Even then, with our germ of an idea, there's the conundrum of how to proceed. At this point, we may have a pinprick of light, but we can see none of the paths that branch off from where we are. We have to start down one path to see where it leads, and if it's not the path for us, we backtrack to the beginning and choose another path.
The paths have pitfalls, ones we don't realize until we're on top of them or, as frequently happens, in them. And how did we end up in these huge pits in the path? We were blindly fumbling along, in the dark, trying to make our way.
This is pretty much part and parcel of how every composition project I've ever written has gone. This fear and fumbling isn't so bad when I'm just writing a piece to see if I can. Fortunately, however, I'm starting to get to the place where people are asking for specific pieces from me -- a publisher wants a set of arrangements for twelve bells, or a church wants to commission a piece in memory of a ringer -- and I have to tell them, "Yes, sure, I can do that," long before I've ever started looking for the path. In that case, I can't just blindly follow the path -- I have to blindly trust that when the time comes to find the start of the path, I'll be able to do so.

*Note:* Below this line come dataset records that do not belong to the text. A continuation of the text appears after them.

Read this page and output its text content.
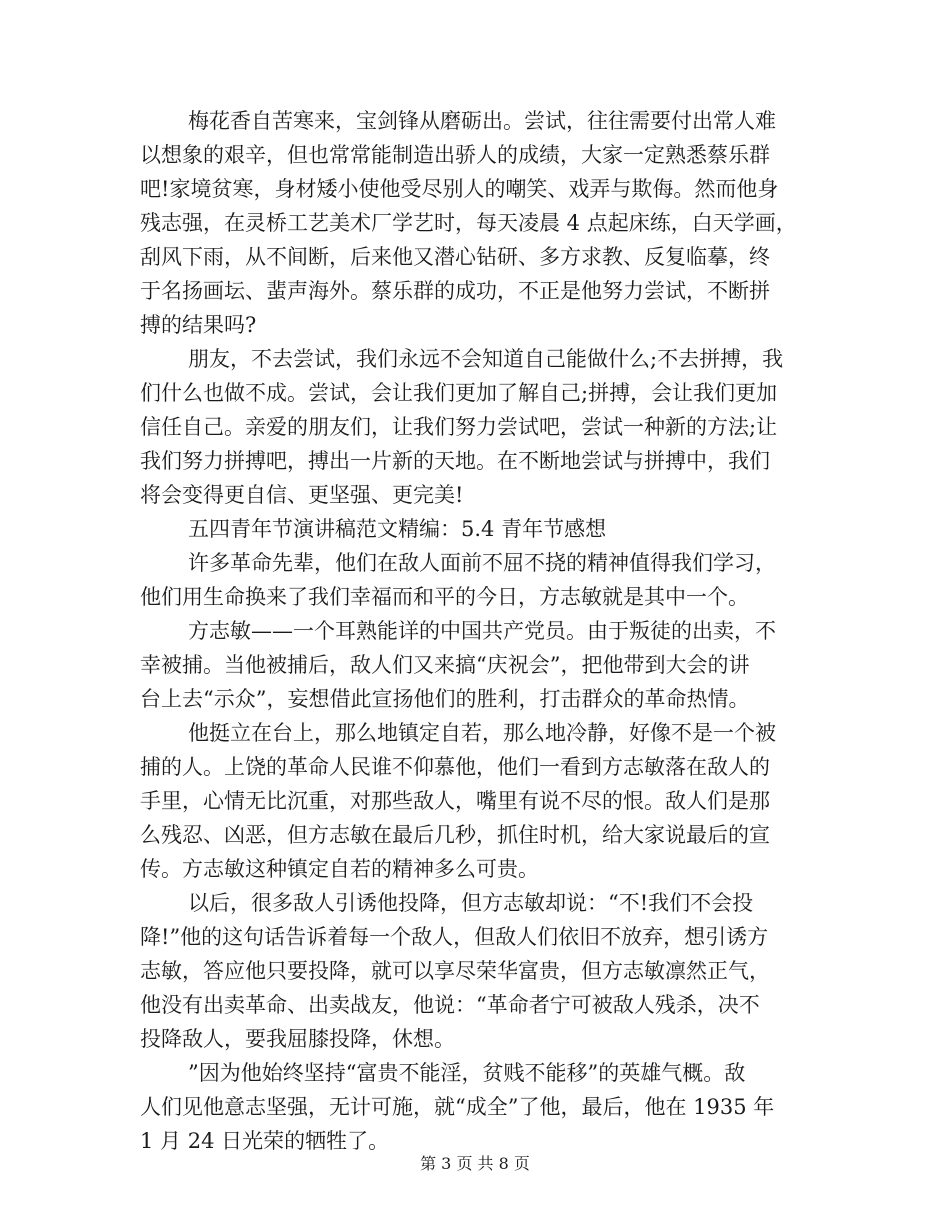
梅花香自苦寒来，宝剑锋从磨砺出。尝试，往往需要付出常人难
以想象的艰辛，但也常常能制造出骄人的成绩，大家一定熟悉蔡乐群
吧!家境贫寒，身材矮小使他受尽别人的嘲笑、戏弄与欺侮。然而他身
残志强，在灵桥工艺美术厂学艺时，每天凌晨 4 点起床练，白天学画，
刮风下雨，从不间断，后来他又潜心钻研、多方求教、反复临摹，终
于名扬画坛、蜚声海外。蔡乐群的成功，不正是他努力尝试，不断拼
搏的结果吗?
朋友，不去尝试，我们永远不会知道自己能做什么;不去拼搏，我
们什么也做不成。尝试，会让我们更加了解自己;拼搏，会让我们更加
信任自己。亲爱的朋友们，让我们努力尝试吧，尝试一种新的方法;让
我们努力拼搏吧，搏出一片新的天地。在不断地尝试与拼搏中，我们
将会变得更自信、更坚强、更完美!
五四青年节演讲稿范文精编：5.4 青年节感想
许多革命先辈，他们在敌人面前不屈不挠的精神值得我们学习，
他们用生命换来了我们幸福而和平的今日，方志敏就是其中一个。
方志敏——一个耳熟能详的中国共产党员。由于叛徒的出卖，不
幸被捕。当他被捕后，敌人们又来搞“庆祝会”，把他带到大会的讲
台上去“示众”，妄想借此宣扬他们的胜利，打击群众的革命热情。
他挺立在台上，那么地镇定自若，那么地冷静，好像不是一个被
捕的人。上饶的革命人民谁不仰慕他，他们一看到方志敏落在敌人的
手里，心情无比沉重，对那些敌人，嘴里有说不尽的恨。敌人们是那
么残忍、凶恶，但方志敏在最后几秒，抓住时机，给大家说最后的宣
传。方志敏这种镇定自若的精神多么可贵。
以后，很多敌人引诱他投降，但方志敏却说：“不!我们不会投
降!”他的这句话告诉着每一个敌人，但敌人们依旧不放弃，想引诱方
志敏，答应他只要投降，就可以享尽荣华富贵，但方志敏凛然正气，
他没有出卖革命、出卖战友，他说：“革命者宁可被敌人残杀，决不
投降敌人，要我屈膝投降，休想。
”因为他始终坚持“富贵不能淫，贫贱不能移”的英雄气概。敌
人们见他意志坚强，无计可施，就“成全”了他，最后，他在 1935 年
1 月 24 日光荣的牺牲了。
第 3 页 共 8 页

Yet isn't this really a metaphor for life? We go through life day after day, hoping we're doing the right thing, heading in the right direction. Some days we move farther down the path; other days we stray or even backtrack. We learn from our mistakes and so make fewer of them in the future. Some days the fog lifts and we may see how the path leads for miles; other days the fog closes in so closely we can't even see where our next step will land.
And what do we do? We keep moving, because standing still simply isn't an option. We keep moving, keep walking, keep creating, keep living, and hope that, in the end, we've made something worth our time and effort.